Figure 4. Transmural flow increases CCL21 secretion by lymphatic endothelium

a, Representative confocal images show CCL21 (green) expressed by lymphatic endothelial cells (LECs) after 12 h exposure to 0 (static), 0.1, and 1μm/sec flow; red, VE-cadherin; bar, 20μm. b, Image quantification of CCL21 protein in cells exposed to 12h flow vs. static conditions. c, CCL21 protein measured by ELISA after 24h culture. d, Representative images of lymphatic vessels (red, LYVE-1) and CCL21 (green) in lymphedematous (LE), control, and overhydrated (OH) skin. Arrows indicate lymphatic vessels; bar, 50μm. e, Quantification of CCL21 staining in cultured LECs after 12h transmural flow. f, Real-time PCR expression after 6h and 12h flow treatment. g, DC transmigration across a LEC monolayer with control IgG or anti-CCR7 blocking antibodies. h, CCL19 gene expression by DCs in 3D cultures after 12h static or flow conditions. i, Representative histogram from flow cytometry showing no differences in CCR7 expression by DCs in static (dotted line) and 12h flow (1μm/sec, solid line) conditions; shaded area shows the negative control. j, Real-time PCR for CCR7 expression in DCs after 24h of siRNA transfection. k, DC transmigration across a LEC monolayer following DC transfection with control or CCR7 siRNA. l, CCL21 blocking inhibits the flow-enhanced DC transmigration across LECs. *P<0.05 compared to static controls.
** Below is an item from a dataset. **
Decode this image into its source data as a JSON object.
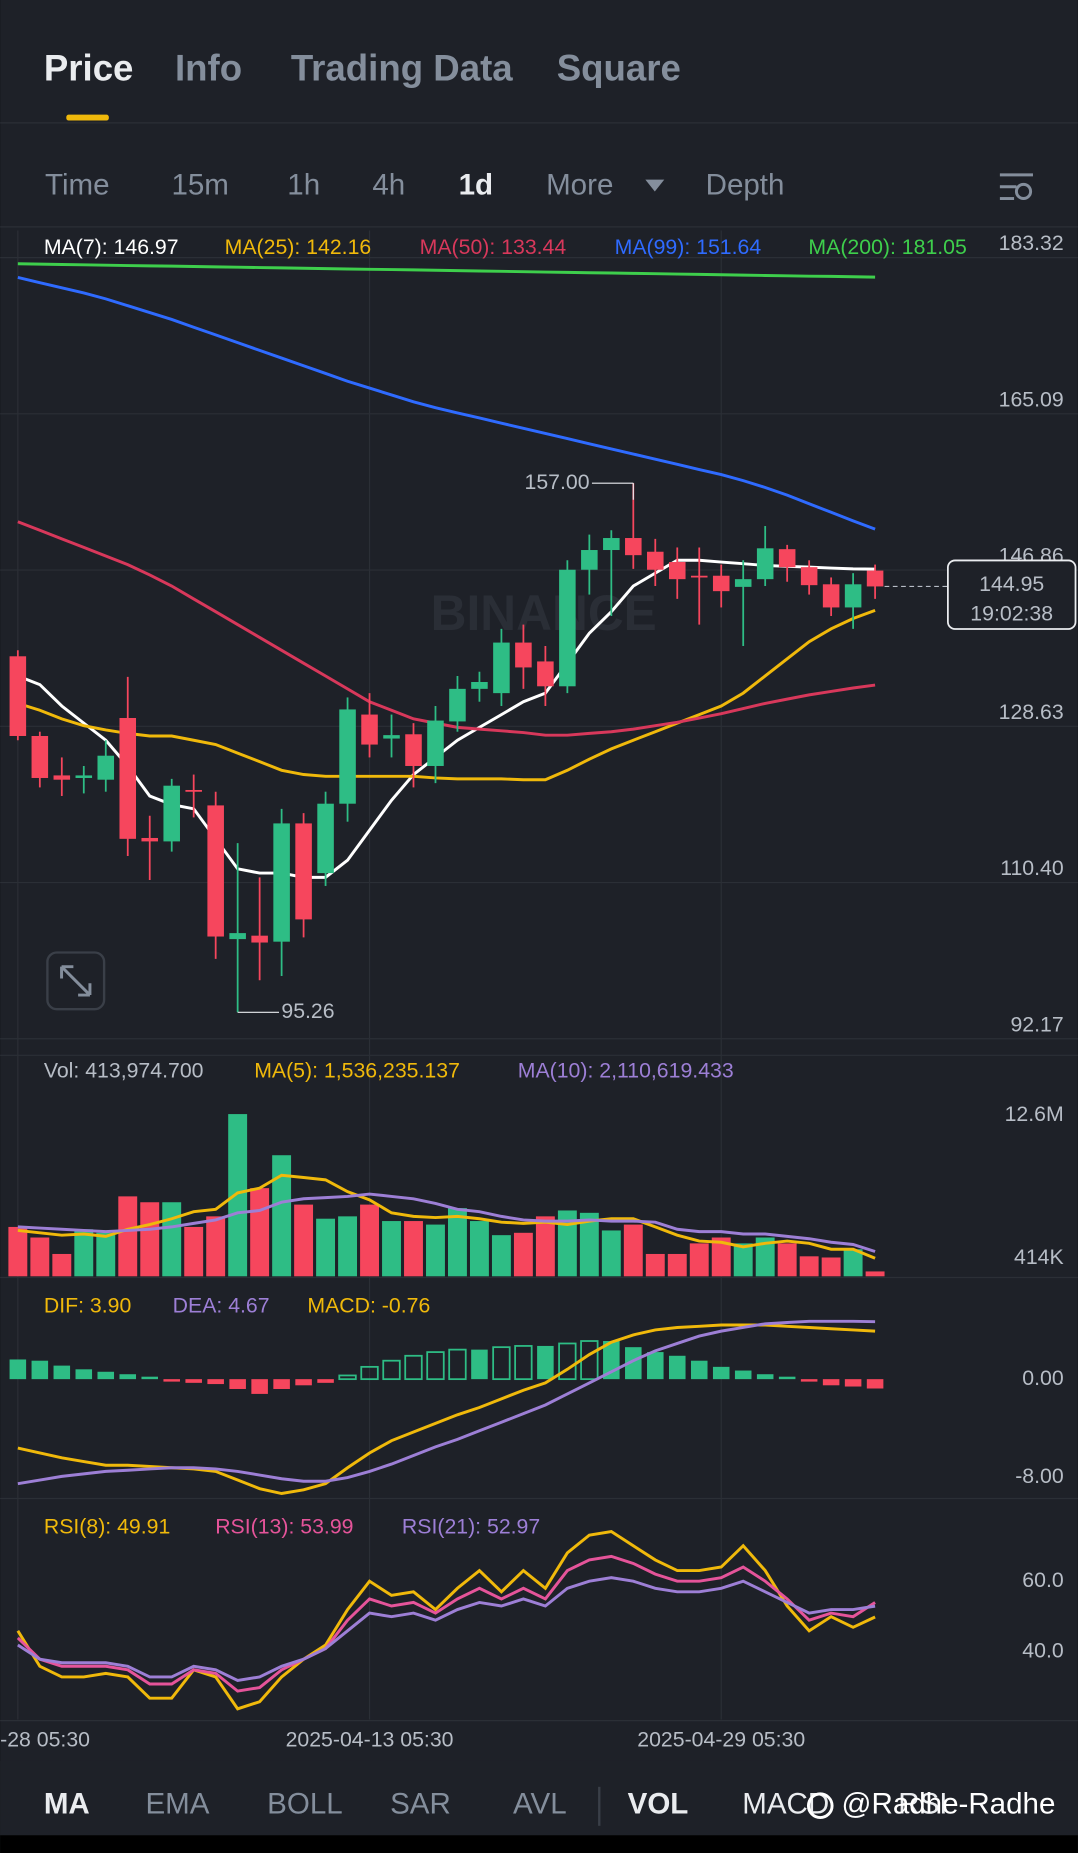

Figure 5. Lymphatic expression of adhesion molecules is regulated by transmural flow

a, Immunostaining for ICAM-1, E-selectin and VCAM-1 (green) on cultured lymphatic endothelial cells (LECs) after 12h flow. Bar, 20μm. b, Image quantification from cultured LECs. c, Quantification of ICAM-1⁺, E-selectin⁺, and VCAM-1⁺ pixels associate with lymphatic structures (LYVE-1⁺) in mouse tail skin sections. d, Normalized gene expression after 6h and 12h flow; black bars show 12h flow in the presence of mature DCs. e, Confocol z-slices after 12h of 1μm/s flow, podoplanin (Podo, red) delineates the cell membrane; bar, 5 μm. *P<0.05 compared to static.

Figure 6. ICAM and E-selectin regulate flow-enhanced, but not static, DC transmigration

a, Transmigration of dendritic cells (DCs) across lymphatic endothelial cells (LECs) in presence of blocking antibodies after 12h flow (black bars) or static (white bars) conditions. b, No change in effective permeability to dextran of LECs blocked with ICAM-1, E-selectin or VCAM-1 after 12h flow. c, ICAM-1 protein on LECs following ICAM-1 siRNA knockdown; cells were stimulated for 12h with 10ng/ml TNF-α before measurement. d, DC transmigration across ICAM-1-silenced LECs under 1μm/s flow conditions. e and f, DC surface expression by flow cytometry (e) or gene expression by real-time PCR (f) of receptors to ICAM-1, VCAM-1, and E-selectin are not affected by flow.